He went into the room where the scrap of humanity lay sleeping against the strange woman’s breast; the woman glanced up at him almost resentfully as he bent over the child; just such another child had lain warm against her, and this one filled the void in her heart a little. She was a humble creature, of no subtle emotions whatever; her sense of motherhood, so recently awakened, was the strongest feeling in her.

The man touched the baby’s cheek with a hesitating forefinger, and then turned away and walked out of the room. He saw quite clearly how the child would grow up, knowing only him, desiring no one else to fill its world. Before another hour had passed, the solitary man had mapped out the seat the child should take in the house and in church; had wandered in fancy over the fields through which the child should accompany him. There was no disloyalty to the dead woman in all this; the child had sprung out of the woman, in every sense, and took her place quite naturally in the deep heart of the man.

That evening David Willis received an unexpected visitor. The visitor came slowly and timidly, and yet with a certain forced air of defiance upon him, up the garden path, and knocked at the door of the little house. The one servant the house boasted, and who did not sleep there, had gone to her own home at the other end of the town; David Willis opened the door, and stared out into the twilight at the visitor.

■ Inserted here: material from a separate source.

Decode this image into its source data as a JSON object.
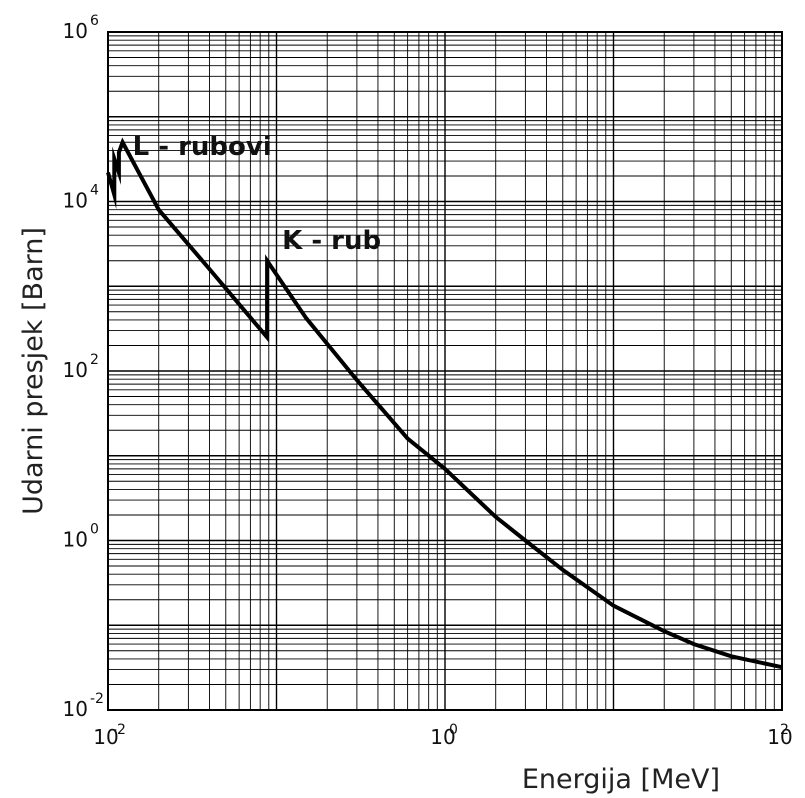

The caller was a little man—very alert and very upright, with a tightly buttoned frock coat, and an old-fashioned silk hat with a curly brim. He carried something in one hand behind him. David Willis remembered to have seen him once or twice in the streets, walking very erect, and swinging a cane with a tassel attached to it; and always in church on Sundays, where he occupied a little odd pew in one corner, and gave the responses in a very loud and sonorous voice not at all fitting to his stature. David held the door in one hand, and looked out wonderingly at the little man.

“My name is Garraway-Kyle—Captain Garraway-Kyle—late of her Majesty’s service. You are in trouble, sir, your wife”—he stopped abruptly and coughed and frowned, and tugged at one end of his white mustache with his disengaged hand—“your wife, sir, was good enough to admire my flowers; used to stop sometimes to look at them. I thought perhaps——” His sunburned face took on a deeper tinge, and he brought his hand from behind him and showed a carefully arranged bunch of flowers.

David Willis came out into the little path, and closed the door behind him; his voice was rather unsteady when he spoke. “Thank you, sir,” he said. “Would you like me to go with you and point out the—the grave?”

“I know it. I was there this afternoon,” replied the captain, shortly. “But I should like you to come with me.” So the two men went in silence out of the garden, and by the little gate into the churchyard, David Willis having no hat, and the captain carrying his in his hand.

At the grave the captain knelt stiffly, as though it were an effort for him to do so, and put the flowers at the head of the new mound. He remained for nearly half a minute kneeling, and then drew himself up and faced the other. “She was a sweet and gentle woman, sir; I have seen her often; I have ventured to peep over the wall when she was in her own garden. She was very fond of flowers.”

“Yes,” replied David, “very.”

“I wished sometimes that I might have offered her some of mine, the finest garden in the town, sir. But, of course, I did not know her. I am sorry to have had to give them to her like this.”